M.F.: Es gibt eine Häufung von ähnlichen Erlebnissen und Heimerfahrungen der Befragten. Gegenstand unserer Analyse ist auch der jeweilige Grund für die Heimeinweisung. Wir stellten fest, dass die negativen Erfahrungen überwiegen, und die damals erfolgte Traumatisierung sich oft weit bis ins Erwachsenenleben hinein auswirkte. Einzelne hatten durchaus auch positive Erinnerungen. Beachten muss man natürlich auch die unterschiedlichen Zeitphasen. In den 1960er Jahren erfolgte eine Öffnung in der Heimpädagogik. Deshalb sind die Voraussetzungen und Erlebnisse in diesem Zeitabschnitt vielfältiger. Was uns besonders auffiel, war die Schuldzuweisung bei sexuellen Übergriffen auf die Opfer und die Tabuisierung durch die klerikalen Stellen. Berücksichtigen muss man auch die internen Spannungen innerhalb der Institution.

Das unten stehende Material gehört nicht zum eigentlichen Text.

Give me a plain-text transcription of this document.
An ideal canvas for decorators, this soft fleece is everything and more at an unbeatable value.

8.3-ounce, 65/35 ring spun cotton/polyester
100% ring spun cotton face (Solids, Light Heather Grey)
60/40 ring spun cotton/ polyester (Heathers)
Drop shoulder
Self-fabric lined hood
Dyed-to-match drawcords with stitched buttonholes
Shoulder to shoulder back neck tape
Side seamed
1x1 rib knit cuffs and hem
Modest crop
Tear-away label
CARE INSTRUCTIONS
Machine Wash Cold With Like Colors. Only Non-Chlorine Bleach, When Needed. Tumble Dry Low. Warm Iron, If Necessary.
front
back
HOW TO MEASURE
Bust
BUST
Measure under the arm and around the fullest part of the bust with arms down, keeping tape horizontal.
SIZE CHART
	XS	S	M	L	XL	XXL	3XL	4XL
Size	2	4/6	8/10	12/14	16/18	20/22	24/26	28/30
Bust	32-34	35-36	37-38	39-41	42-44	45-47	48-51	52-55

n-v: 2011 wurde bereits bereits einen Zwischenbericht über die bisherigen Untersuchungen pubilziert. Ende Juli 2012 wird Dein Ihr Schlussbericht veröffentlicht. Was versprichst Du Dir von dieser Arbeit?
M.F.: Wir werden einen umfangreichen Gesamtbericht verfassen, der auch einer breiteren Öffentlichkeit zugänglich sein soll. Von den Interviews mit 50 Zeitzeugen liegen rund 1500 transskribierte Seiten vor. Sie sind für uns eine wichtige Grundlage. Wie unsere Untersuchung zeigt, war die Situation im Heim für einige der von uns Befragten äusserst gravierend. Für die Betroffenen erwarten wir durch diese Arbeit eine Entlastung und Genugtuung. Die Thematik findet Eingang in ein breiteres öffentliches Bewusstsein. Endlich anerkennt und glaubt man, was diesen Menschen Schlimmes widerfahren ist, statt es weiter zu verdrängen wie bis anhin. Wir wollen auch die Mechanismen aufdecken, wie es zu dieser Form der Fremdplatzierung und Behandlung von Kindern in Heimen gekommen ist. Welche Rahmenbedingungen dafür verantwortlich waren, und wie sich der Wandel im letzten Viertel des untersuchten Zeitraumes ausgewirkt hat. Weiter haben wir vor, zur Thematik ein Handbuch zuhanden der Lehrer für den Unterricht in Zeitgeschichte zu erarbeiten.

Interview: Walter Zwahlen

Kurzbiografie:
Markus Furrer ist Professor an der Pädagogischen Hochschule Zentralschweiz Luzern und Titularprofessor an der Universität Fribourg. Er lehrt europäische und schweizerische Zeitgeschichte mit Schwerpunkten in der Politik-, Kultur- und Sozialgeschichte sowie der Geschichtsvermittlung. Zentrale Themenbereiche sind die Europäische Integration, der Kalte Krieg sowie die Sozial- und Fürsorgepolitik. Derzeit untersucht er im Auftrag der Luzerner Kantonsregierung die Vorkommnisse in Luzerner Kinderheimen im Zeitraum von 1930 bis 1970. Ein weiteres Projekt ist die Herausgabe eines Handbuches für Zeitgeschichte im Unterricht.